Tariffs imposed on U.S. exports (including pork) to Mexico should be lifted in October following an agreement that will allow Mexican trucks to haul goods into the U.S.
The Mexican tariffs on more than $2.4 billion of U.S. goods, including a 5 percent duty on most U.S. pork, will be reduced by 50 percent after the Mexican government gives public notice of the agreement and the first Mexican trucks are allowed to carry products into the United States.
The agreement resolves a long-standing dispute between the nations over a trucking provision of the 1994 North American Free Trade Agreement (NAFTA). The provision was set to become effective in December 1995, but the United States failed to abide by it.

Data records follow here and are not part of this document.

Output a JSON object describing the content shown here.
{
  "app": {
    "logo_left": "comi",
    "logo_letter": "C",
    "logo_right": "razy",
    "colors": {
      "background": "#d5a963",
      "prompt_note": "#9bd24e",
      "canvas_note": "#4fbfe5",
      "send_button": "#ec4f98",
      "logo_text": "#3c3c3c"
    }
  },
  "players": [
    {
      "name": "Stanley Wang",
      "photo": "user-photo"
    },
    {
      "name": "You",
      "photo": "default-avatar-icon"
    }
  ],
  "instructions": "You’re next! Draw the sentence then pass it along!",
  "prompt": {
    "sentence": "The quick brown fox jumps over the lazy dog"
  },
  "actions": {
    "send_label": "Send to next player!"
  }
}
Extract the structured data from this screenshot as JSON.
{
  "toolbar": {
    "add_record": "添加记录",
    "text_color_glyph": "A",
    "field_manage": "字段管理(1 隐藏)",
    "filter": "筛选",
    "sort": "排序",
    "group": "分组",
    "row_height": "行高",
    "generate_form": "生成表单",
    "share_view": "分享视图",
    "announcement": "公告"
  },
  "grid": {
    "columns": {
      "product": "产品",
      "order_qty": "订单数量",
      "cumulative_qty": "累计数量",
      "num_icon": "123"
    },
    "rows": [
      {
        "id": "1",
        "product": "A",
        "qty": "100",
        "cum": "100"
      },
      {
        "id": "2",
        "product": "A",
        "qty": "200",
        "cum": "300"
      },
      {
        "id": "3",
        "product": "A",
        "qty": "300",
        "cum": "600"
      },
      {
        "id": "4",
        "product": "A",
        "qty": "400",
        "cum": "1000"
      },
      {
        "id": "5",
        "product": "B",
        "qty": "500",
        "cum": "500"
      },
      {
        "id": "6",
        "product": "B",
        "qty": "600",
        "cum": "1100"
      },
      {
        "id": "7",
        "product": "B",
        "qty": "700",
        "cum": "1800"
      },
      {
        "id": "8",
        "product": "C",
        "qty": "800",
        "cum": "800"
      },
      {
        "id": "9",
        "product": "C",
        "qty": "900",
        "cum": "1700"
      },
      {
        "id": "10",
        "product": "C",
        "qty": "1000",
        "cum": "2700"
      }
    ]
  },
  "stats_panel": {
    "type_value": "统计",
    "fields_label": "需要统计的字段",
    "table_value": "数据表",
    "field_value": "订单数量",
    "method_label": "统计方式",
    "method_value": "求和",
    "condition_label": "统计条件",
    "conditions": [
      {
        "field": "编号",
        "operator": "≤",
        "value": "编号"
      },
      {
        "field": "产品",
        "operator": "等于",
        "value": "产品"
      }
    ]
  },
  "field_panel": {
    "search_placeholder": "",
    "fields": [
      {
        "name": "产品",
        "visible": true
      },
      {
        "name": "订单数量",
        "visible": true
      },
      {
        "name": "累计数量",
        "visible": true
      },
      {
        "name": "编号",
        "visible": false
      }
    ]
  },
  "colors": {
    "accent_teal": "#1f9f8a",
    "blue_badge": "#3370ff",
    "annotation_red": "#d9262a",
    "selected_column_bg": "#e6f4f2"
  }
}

In February 2001, a NAFTA dispute-settlement panel ruled that excluding Mexican trucks violated U.S. obligations under the trade deal. The ruling gave Mexico the right to retaliate, but the United States delayed the retaliation by implementing in September 2007 a pilot program that allowed a limited number of Mexican trucks into America. When in March 2009 Congress failed to renew the pilot program, Mexico imposed tariffs on 89 U.S. products. It added products, including pork, in August 2010 after the Obama administration failed to present a proposal for resolving the trucking dispute.
Mexico is the second largest market for the U.S. pork industry, which shipped $986 million of pork south of the border in 2010. Since 1993 – the year before NAFTA was implemented – U.S. pork exports to Mexico have increased by 780 percent.